BACKGROUND
For critically ill children who cannot communicate and express themselves sufficiently, facial expressions are important indicators of their pain levels. Dataset training and testing quality is a crucial factor affecting the performance of facial expression analysis algorithms. Establishing a high-quality standardized dataset requires in-depth research.
OBJECTIVE
This study aims to propose a standard for constructing a facial expression-based pain assessment dataset for critically ill children by establishing a large-scale, high-quality sample dataset and validating the dataset using deep learning models.
METHODS
Based on the principles of standardization, diversity, and authority of high-quality datasets, we establish standards for constructing a facial expression-based pain assessment dataset for critically ill children. The children's facial expression data were collected in two typical scenarios, the Pediatric Intensive Care Unit (PICU) and the Cardiac Intensive Care Unit (CICU) at Children's Hospital of Fudan University. Then, each sample was annotated by three clinical experts to classify their facial expressions into five pain levels. Finally, deep learning algorithms were used to verify the feasibility and applicability of the dataset.
RESULTS
The Pain Expression of Critically Ill Children (PECIC) dataset established in this study is the most extensive facial expression-based pain assessment dataset for critically ill children to date, including 53 children, 119 pain expression videos, and 6,951 pain expression images collected from the Pediatric Intensive Care Unit (PICU) and Cardiac Intensive Care Unit (CICU) at Children's Hospital of Fudan University from December 2022 to January 2023. Data collection was balanced for age, weight, sex, and mechanical ventilation status of the children. Each image was annotated by three clinical experts. The Swin Transformer model was trained and tested using the established PECIC dataset, achieving an accuracy of 88.3%, precision of 88.3%, recall rate of 88.7%, F1-Score of 88.5%, and false-positive rate of 3.0%. Prediction errors were evenly distributed among adjacent pain levels.
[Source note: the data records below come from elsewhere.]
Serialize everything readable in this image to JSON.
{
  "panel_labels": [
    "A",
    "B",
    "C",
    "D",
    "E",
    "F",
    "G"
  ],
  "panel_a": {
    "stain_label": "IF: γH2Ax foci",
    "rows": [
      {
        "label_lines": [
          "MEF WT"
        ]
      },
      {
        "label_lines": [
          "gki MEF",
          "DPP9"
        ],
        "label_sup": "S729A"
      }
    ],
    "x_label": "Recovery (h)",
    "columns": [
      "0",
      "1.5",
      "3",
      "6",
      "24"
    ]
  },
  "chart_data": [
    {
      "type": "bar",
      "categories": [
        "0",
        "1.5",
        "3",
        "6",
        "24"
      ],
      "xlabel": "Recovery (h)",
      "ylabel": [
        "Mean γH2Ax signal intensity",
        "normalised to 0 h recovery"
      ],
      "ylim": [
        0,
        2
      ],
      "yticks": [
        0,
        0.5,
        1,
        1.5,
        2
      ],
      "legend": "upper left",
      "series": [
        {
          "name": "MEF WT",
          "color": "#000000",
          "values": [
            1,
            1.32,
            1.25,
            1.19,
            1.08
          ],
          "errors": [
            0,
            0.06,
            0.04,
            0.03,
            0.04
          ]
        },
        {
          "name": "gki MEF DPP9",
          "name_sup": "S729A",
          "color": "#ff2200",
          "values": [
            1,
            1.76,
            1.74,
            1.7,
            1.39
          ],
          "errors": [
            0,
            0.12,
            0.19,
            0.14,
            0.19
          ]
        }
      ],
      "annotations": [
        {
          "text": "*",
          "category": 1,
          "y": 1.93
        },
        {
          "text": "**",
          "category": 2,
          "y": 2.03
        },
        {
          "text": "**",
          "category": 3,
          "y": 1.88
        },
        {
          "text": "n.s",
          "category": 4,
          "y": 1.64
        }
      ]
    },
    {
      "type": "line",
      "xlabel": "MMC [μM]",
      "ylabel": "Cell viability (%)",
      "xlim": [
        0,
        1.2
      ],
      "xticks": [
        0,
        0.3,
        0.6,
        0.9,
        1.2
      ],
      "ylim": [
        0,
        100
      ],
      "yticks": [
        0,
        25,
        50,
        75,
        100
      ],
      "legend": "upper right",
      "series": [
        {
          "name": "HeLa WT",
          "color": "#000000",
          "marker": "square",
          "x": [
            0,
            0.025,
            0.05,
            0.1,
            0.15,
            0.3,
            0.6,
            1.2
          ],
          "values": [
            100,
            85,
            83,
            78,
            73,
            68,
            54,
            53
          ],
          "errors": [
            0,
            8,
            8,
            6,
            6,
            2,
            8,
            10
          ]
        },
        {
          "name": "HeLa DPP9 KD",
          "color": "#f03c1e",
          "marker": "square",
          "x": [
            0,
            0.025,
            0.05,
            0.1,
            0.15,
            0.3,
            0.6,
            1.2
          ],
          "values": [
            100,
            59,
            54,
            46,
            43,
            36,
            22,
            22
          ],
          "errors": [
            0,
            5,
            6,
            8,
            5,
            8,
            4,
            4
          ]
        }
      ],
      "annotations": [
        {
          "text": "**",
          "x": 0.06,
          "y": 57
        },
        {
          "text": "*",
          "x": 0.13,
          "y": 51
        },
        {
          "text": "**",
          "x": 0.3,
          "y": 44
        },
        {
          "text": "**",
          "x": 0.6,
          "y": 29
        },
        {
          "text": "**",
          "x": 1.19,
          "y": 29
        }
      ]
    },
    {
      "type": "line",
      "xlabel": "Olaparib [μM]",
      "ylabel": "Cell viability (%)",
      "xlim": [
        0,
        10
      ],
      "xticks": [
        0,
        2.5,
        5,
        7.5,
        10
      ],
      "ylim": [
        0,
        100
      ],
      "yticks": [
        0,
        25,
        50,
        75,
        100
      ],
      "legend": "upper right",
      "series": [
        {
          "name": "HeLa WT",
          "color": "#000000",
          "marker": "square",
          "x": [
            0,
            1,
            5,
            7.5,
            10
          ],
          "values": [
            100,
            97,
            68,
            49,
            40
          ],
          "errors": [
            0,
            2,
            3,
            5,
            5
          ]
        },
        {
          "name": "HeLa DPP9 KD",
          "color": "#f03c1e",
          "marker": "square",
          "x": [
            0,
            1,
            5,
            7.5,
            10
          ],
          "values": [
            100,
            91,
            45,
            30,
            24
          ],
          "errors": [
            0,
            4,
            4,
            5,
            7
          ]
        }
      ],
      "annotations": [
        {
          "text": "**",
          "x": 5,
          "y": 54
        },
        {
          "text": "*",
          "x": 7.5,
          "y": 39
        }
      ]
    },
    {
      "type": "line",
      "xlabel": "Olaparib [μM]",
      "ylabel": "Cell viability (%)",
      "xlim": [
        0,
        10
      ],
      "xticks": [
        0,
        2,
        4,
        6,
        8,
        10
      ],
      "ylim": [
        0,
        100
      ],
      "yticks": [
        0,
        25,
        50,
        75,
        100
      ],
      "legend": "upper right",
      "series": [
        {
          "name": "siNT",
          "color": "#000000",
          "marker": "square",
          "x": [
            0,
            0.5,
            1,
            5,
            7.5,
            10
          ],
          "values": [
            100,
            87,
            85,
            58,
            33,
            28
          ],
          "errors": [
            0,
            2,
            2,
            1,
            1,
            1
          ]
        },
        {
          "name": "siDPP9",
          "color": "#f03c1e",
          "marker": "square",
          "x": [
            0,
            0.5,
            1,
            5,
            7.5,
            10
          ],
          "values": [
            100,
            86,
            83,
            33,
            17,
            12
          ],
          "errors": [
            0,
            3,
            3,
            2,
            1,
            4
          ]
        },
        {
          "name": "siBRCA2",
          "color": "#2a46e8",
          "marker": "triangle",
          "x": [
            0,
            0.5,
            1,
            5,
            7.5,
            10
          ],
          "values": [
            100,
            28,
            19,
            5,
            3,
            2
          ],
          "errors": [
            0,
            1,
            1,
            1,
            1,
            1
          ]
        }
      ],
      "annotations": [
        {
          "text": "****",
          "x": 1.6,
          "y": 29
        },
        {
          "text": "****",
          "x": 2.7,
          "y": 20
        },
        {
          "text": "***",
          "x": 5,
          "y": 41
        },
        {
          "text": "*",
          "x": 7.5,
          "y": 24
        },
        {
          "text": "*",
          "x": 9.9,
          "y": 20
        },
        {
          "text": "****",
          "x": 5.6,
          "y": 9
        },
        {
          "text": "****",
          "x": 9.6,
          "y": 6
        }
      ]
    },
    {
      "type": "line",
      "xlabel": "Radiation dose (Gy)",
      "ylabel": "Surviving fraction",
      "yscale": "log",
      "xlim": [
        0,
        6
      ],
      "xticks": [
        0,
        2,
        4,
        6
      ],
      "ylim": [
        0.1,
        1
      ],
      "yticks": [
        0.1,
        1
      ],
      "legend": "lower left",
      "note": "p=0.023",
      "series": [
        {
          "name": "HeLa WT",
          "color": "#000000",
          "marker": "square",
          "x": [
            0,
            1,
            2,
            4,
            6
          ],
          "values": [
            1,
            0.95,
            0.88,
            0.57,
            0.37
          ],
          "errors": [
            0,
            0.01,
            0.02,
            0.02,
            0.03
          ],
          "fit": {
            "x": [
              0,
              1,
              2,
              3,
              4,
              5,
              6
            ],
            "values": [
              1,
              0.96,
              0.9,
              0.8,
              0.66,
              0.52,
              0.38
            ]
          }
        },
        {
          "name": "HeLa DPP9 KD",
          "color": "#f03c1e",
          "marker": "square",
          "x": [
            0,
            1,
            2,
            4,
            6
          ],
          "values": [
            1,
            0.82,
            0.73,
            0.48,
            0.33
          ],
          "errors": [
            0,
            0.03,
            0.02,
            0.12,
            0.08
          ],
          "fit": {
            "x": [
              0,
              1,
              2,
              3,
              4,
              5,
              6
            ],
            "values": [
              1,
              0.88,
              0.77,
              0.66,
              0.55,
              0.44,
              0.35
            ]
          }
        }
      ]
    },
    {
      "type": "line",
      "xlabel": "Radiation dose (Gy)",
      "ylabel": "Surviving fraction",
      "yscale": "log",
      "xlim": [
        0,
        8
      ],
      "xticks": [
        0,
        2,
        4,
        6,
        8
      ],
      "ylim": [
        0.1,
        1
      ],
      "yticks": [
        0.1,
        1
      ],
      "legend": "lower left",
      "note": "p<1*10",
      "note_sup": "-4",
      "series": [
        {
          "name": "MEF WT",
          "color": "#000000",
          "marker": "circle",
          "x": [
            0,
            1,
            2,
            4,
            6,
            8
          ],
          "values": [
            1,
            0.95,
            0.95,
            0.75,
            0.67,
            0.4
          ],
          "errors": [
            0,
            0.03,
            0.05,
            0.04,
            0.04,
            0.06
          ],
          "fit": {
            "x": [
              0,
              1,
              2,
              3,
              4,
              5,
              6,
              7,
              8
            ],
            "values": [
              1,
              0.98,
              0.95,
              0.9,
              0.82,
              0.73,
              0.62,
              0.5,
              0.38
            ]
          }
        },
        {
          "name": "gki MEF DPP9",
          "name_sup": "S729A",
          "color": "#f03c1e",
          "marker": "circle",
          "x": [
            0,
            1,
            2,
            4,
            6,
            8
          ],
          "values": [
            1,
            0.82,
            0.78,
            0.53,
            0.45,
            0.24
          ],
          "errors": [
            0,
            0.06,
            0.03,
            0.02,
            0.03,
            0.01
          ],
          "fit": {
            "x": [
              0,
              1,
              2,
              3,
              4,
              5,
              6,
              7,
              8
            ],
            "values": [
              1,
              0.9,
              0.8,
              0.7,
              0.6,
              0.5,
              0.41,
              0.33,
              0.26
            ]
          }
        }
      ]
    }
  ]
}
The comparison results with the Classification of Pain Expressions (COPE) dataset demonstrated the usefulness, accuracy, validity, and comprehensiveness of the PECIC dataset.
CONCLUSIONS
Compared to the COPE dataset, the PECIC dataset in this study leads to higher accuracy with the trained model, demonstrating better usability and comprehensiveness in training algorithm models. Therefore, using the PECIC dataset for deep learning-based analysis and evaluating pain expressions in critically ill children is more feasible and applicable.